= Psamathe (daughter of Crotopus) =

Daughter of Crotopus in Greek mythology

In Greek mythology, Psamathe (Ψαμάθη) was the daughter of King Crotopus of Argos, who became the lover of the god Apollo.

== Mythology ==
According to the Narrations of the mythographer Conon, Psamathe became pregnant by Apollo, and abandoned the newborn boy, Linus, for fear of her father. A shepherd reared the foundling, but the child was one day torn apart by the shepherd's dogs. In the interim, Psamathe was ordered to be killed by her father. Apollo avenged her murder by sending a plague to Argos. When consulted, Apollo demanded that Psamathe and Linus be propitiated with due honors and festivities. The Argives complied but the plague persisted. And by oracular decree, the king was forced to leave in order to found the city of Tripodiscium near Megara, where he would live out his life.

In an alternate version (Pausanias), Psamathe exposed the unnamed child, which was torn apart by the king's sheepdogs. Apollo then sent Poena (Greek: Poinē), the personification of punishment, upon the city. Poine would steal children from their mothers until Coroebus killed her. A hero Coroebus emerged from Argos to slay it, but Apollo then brought a plague upon the city.

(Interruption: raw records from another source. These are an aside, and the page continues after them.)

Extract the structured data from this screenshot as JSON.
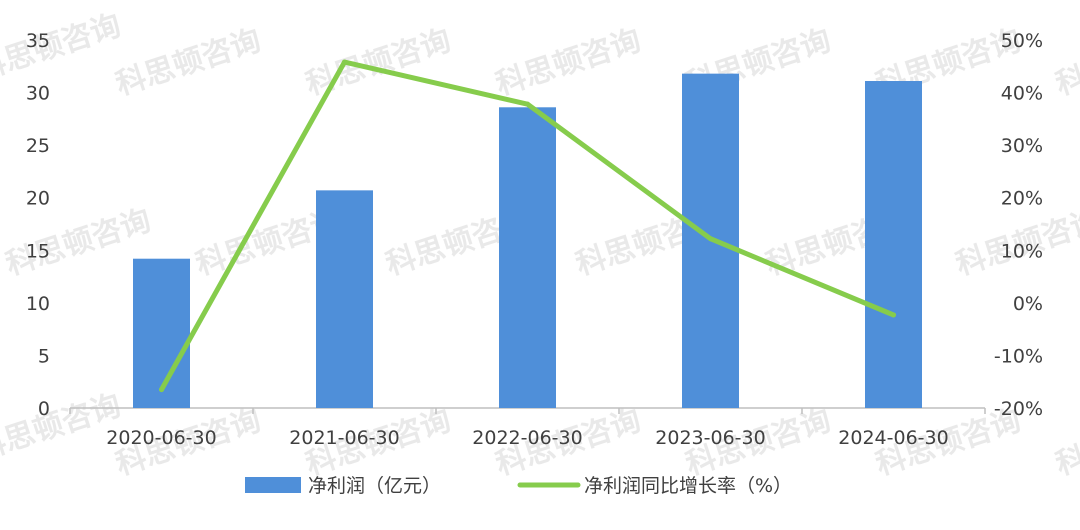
{
  "watermark": {
    "text": "科思顿咨询"
  },
  "chart_data": {
    "type": "bar",
    "categories": [
      "2020-06-30",
      "2021-06-30",
      "2022-06-30",
      "2023-06-30",
      "2024-06-30"
    ],
    "series": [
      {
        "name": "净利润（亿元）",
        "type": "bar",
        "axis": "left",
        "color": "#4f8fd9",
        "values": [
          14.2,
          20.7,
          28.6,
          31.8,
          31.1
        ]
      },
      {
        "name": "净利润同比增长率（%）",
        "type": "line",
        "axis": "right",
        "color": "#86cc4c",
        "values": [
          -16.5,
          45.8,
          37.8,
          12.2,
          -2.3
        ]
      }
    ],
    "y_left": {
      "range": [
        0,
        35
      ],
      "ticks": [
        0,
        5,
        10,
        15,
        20,
        25,
        30,
        35
      ],
      "tick_labels": [
        "0",
        "5",
        "10",
        "15",
        "20",
        "25",
        "30",
        "35"
      ]
    },
    "y_right": {
      "range": [
        -20,
        50
      ],
      "ticks": [
        -20,
        -10,
        0,
        10,
        20,
        30,
        40,
        50
      ],
      "tick_labels": [
        "-20%",
        "-10%",
        "0%",
        "10%",
        "20%",
        "30%",
        "40%",
        "50%"
      ]
    },
    "grid": false,
    "legend_position": "bottom"
  }
}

A version by Statius tells this story, but does not name Psamathe, whom he only records as Crotopos's daughter.

===Monster===

The monster is called also Poena, the personification of punishment, in Pausanias's version of the tale. It is a female monster with a snake protruding from her forehead in Statius's version, possibly having snake-feet (anguipedal form) as well.

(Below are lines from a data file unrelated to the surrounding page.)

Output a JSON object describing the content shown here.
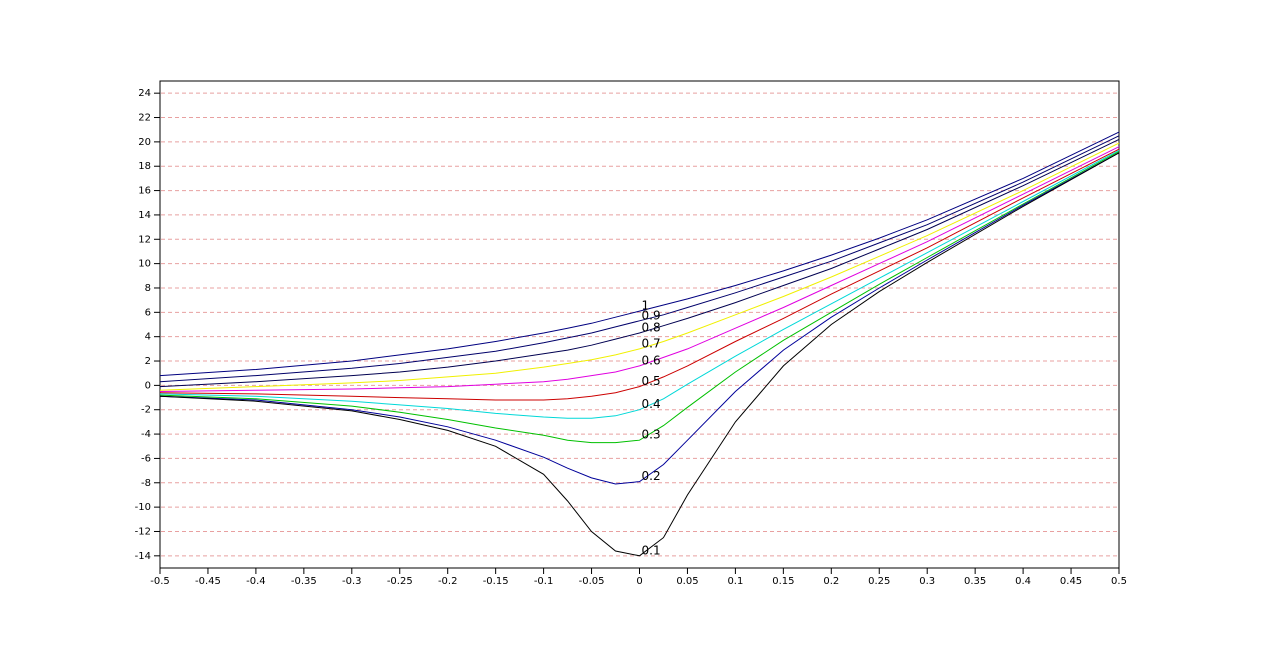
{
  "chart_data": {
    "type": "line",
    "x": [
      -0.5,
      -0.4,
      -0.3,
      -0.25,
      -0.2,
      -0.15,
      -0.1,
      -0.075,
      -0.05,
      -0.025,
      0,
      0.025,
      0.05,
      0.1,
      0.15,
      0.2,
      0.25,
      0.3,
      0.4,
      0.5
    ],
    "series": [
      {
        "name": "1",
        "color": "#000080",
        "values": [
          0.8,
          1.3,
          2.0,
          2.5,
          3.0,
          3.6,
          4.3,
          4.7,
          5.1,
          5.6,
          6.1,
          6.6,
          7.1,
          8.2,
          9.4,
          10.7,
          12.1,
          13.6,
          17.0,
          20.8
        ]
      },
      {
        "name": "0.9",
        "color": "#00006a",
        "values": [
          0.3,
          0.8,
          1.4,
          1.8,
          2.3,
          2.8,
          3.5,
          3.9,
          4.3,
          4.8,
          5.3,
          5.8,
          6.4,
          7.6,
          8.9,
          10.2,
          11.7,
          13.2,
          16.7,
          20.5
        ]
      },
      {
        "name": "0.8",
        "color": "#000050",
        "values": [
          -0.1,
          0.3,
          0.8,
          1.1,
          1.5,
          2.0,
          2.6,
          2.9,
          3.3,
          3.8,
          4.3,
          4.9,
          5.5,
          6.8,
          8.2,
          9.6,
          11.2,
          12.8,
          16.4,
          20.2
        ]
      },
      {
        "name": "0.7",
        "color": "#f0f000",
        "values": [
          -0.4,
          -0.1,
          0.2,
          0.4,
          0.7,
          1.0,
          1.5,
          1.8,
          2.1,
          2.5,
          3.0,
          3.6,
          4.3,
          5.8,
          7.3,
          8.9,
          10.6,
          12.3,
          16.0,
          19.9
        ]
      },
      {
        "name": "0.6",
        "color": "#e000e0",
        "values": [
          -0.5,
          -0.4,
          -0.3,
          -0.2,
          -0.1,
          0.1,
          0.3,
          0.5,
          0.8,
          1.1,
          1.6,
          2.3,
          3.0,
          4.7,
          6.4,
          8.2,
          10.0,
          11.8,
          15.7,
          19.6
        ]
      },
      {
        "name": "0.5",
        "color": "#cc0000",
        "values": [
          -0.6,
          -0.7,
          -0.9,
          -1.0,
          -1.1,
          -1.2,
          -1.2,
          -1.1,
          -0.9,
          -0.6,
          -0.1,
          0.7,
          1.6,
          3.6,
          5.5,
          7.5,
          9.4,
          11.3,
          15.4,
          19.4
        ]
      },
      {
        "name": "0.4",
        "color": "#00d8d8",
        "values": [
          -0.7,
          -0.9,
          -1.3,
          -1.6,
          -1.9,
          -2.3,
          -2.6,
          -2.7,
          -2.7,
          -2.5,
          -2.0,
          -1.1,
          0.1,
          2.4,
          4.6,
          6.7,
          8.8,
          10.9,
          15.1,
          19.3
        ]
      },
      {
        "name": "0.3",
        "color": "#00c000",
        "values": [
          -0.8,
          -1.1,
          -1.7,
          -2.2,
          -2.8,
          -3.5,
          -4.1,
          -4.5,
          -4.7,
          -4.7,
          -4.5,
          -3.3,
          -1.8,
          1.1,
          3.7,
          6.0,
          8.3,
          10.5,
          14.9,
          19.2
        ]
      },
      {
        "name": "0.2",
        "color": "#000099",
        "values": [
          -0.9,
          -1.2,
          -2.0,
          -2.6,
          -3.4,
          -4.5,
          -5.9,
          -6.8,
          -7.6,
          -8.1,
          -7.9,
          -6.5,
          -4.5,
          -0.5,
          2.9,
          5.6,
          8.0,
          10.3,
          14.8,
          19.1
        ]
      },
      {
        "name": "0.1",
        "color": "#000000",
        "values": [
          -0.9,
          -1.3,
          -2.1,
          -2.8,
          -3.7,
          -5.0,
          -7.3,
          -9.5,
          -12.0,
          -13.6,
          -14.0,
          -12.5,
          -9.0,
          -3.0,
          1.6,
          5.0,
          7.7,
          10.1,
          14.7,
          19.1
        ]
      }
    ],
    "xlim": [
      -0.5,
      0.5
    ],
    "xticks": [
      -0.5,
      -0.45,
      -0.4,
      -0.35,
      -0.3,
      -0.25,
      -0.2,
      -0.15,
      -0.1,
      -0.05,
      0,
      0.05,
      0.1,
      0.15,
      0.2,
      0.25,
      0.3,
      0.35,
      0.4,
      0.45,
      0.5
    ],
    "ylim": [
      -15,
      25
    ],
    "yticks": [
      -14,
      -12,
      -10,
      -8,
      -6,
      -4,
      -2,
      0,
      2,
      4,
      6,
      8,
      10,
      12,
      14,
      16,
      18,
      20,
      22,
      24
    ],
    "grid": true
  }
}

The monster is also called a Kēr (Κήρ "death-demon") in one poem, (Note: Greek Anthology 7.154, quoted and translated by (Pache 2004). Also cited as Palatine Anthology 7.154) and a late source (9th to 11th century) labels her as one of the Lamiai. It is also supposed to have a human head upon a serpent's body, according to a scholiast to Ovid. The poem indicates that the ker was entombed in the city of the tripod (Tripodiscium) to stand as a monument to commemorate Psamathe, and that its slayer Coroebus is interred right underneath the monster.

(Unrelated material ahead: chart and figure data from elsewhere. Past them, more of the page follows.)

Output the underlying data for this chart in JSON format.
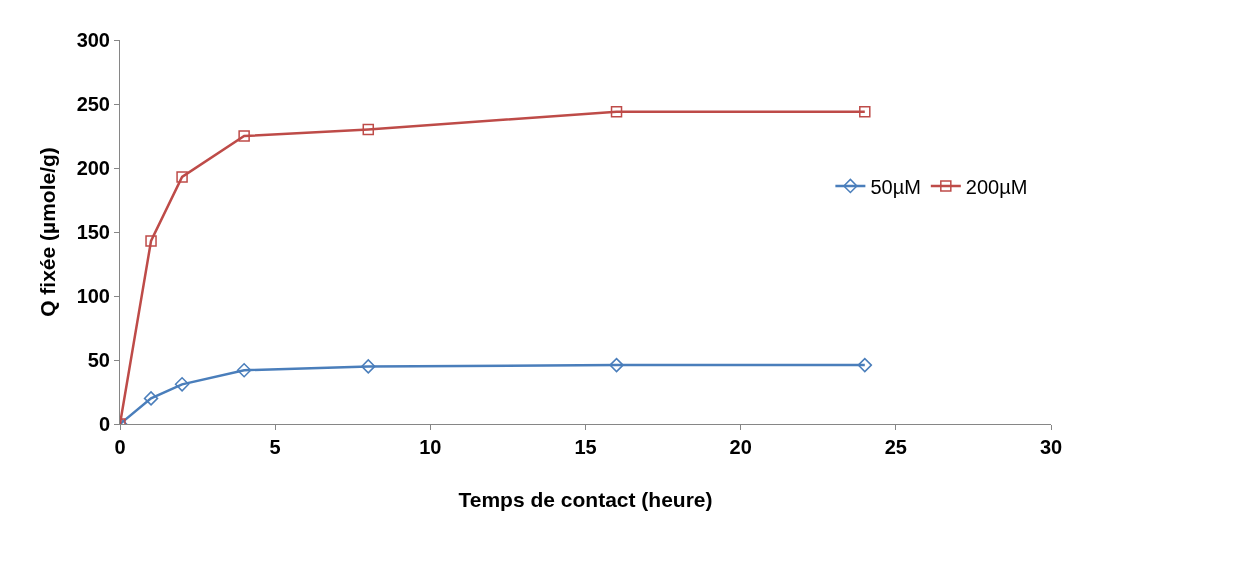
{
  "chart_data": {
    "type": "line",
    "xlabel": "Temps de contact (heure)",
    "ylabel": "Q fixée (µmole/g)",
    "series": [
      {
        "name": "50µM",
        "color": "#4a7ebb",
        "marker": "diamond",
        "x": [
          0,
          1,
          2,
          4,
          8,
          16,
          24
        ],
        "values": [
          0,
          20,
          31,
          42,
          45,
          46,
          46
        ]
      },
      {
        "name": "200µM",
        "color": "#be4b48",
        "marker": "square",
        "x": [
          0,
          1,
          2,
          4,
          8,
          16,
          24
        ],
        "values": [
          0,
          143,
          193,
          225,
          230,
          244,
          244
        ]
      }
    ],
    "xlim": [
      0,
      30
    ],
    "xticks": [
      0,
      5,
      10,
      15,
      20,
      25,
      30
    ],
    "ylim": [
      0,
      300
    ],
    "yticks": [
      0,
      50,
      100,
      150,
      200,
      250,
      300
    ],
    "legend": "right",
    "line_style": "solid"
  }
}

===Coroebus, the Argive===
Coroebus of Argos slew Poine, in Pausanias's version. Thereupon Apollo struck the city with a plague. Coroebus decided to go to Delphi to ask for punishment to befall only him, so that the city didn't have to suffer. The Pythia told him to never return home, but to take up a tripod and carry it until he would drop it, then settle on the spot where it would happen. The tripod slipped out of his hands as he had reached the Geraneian Mountains, where he founded a town known as Tripodiskoi ("Little Tripods"). The tomb of Coroebus was shown in Megara.

The hero named Coroebus does not appear in the version according to Conon.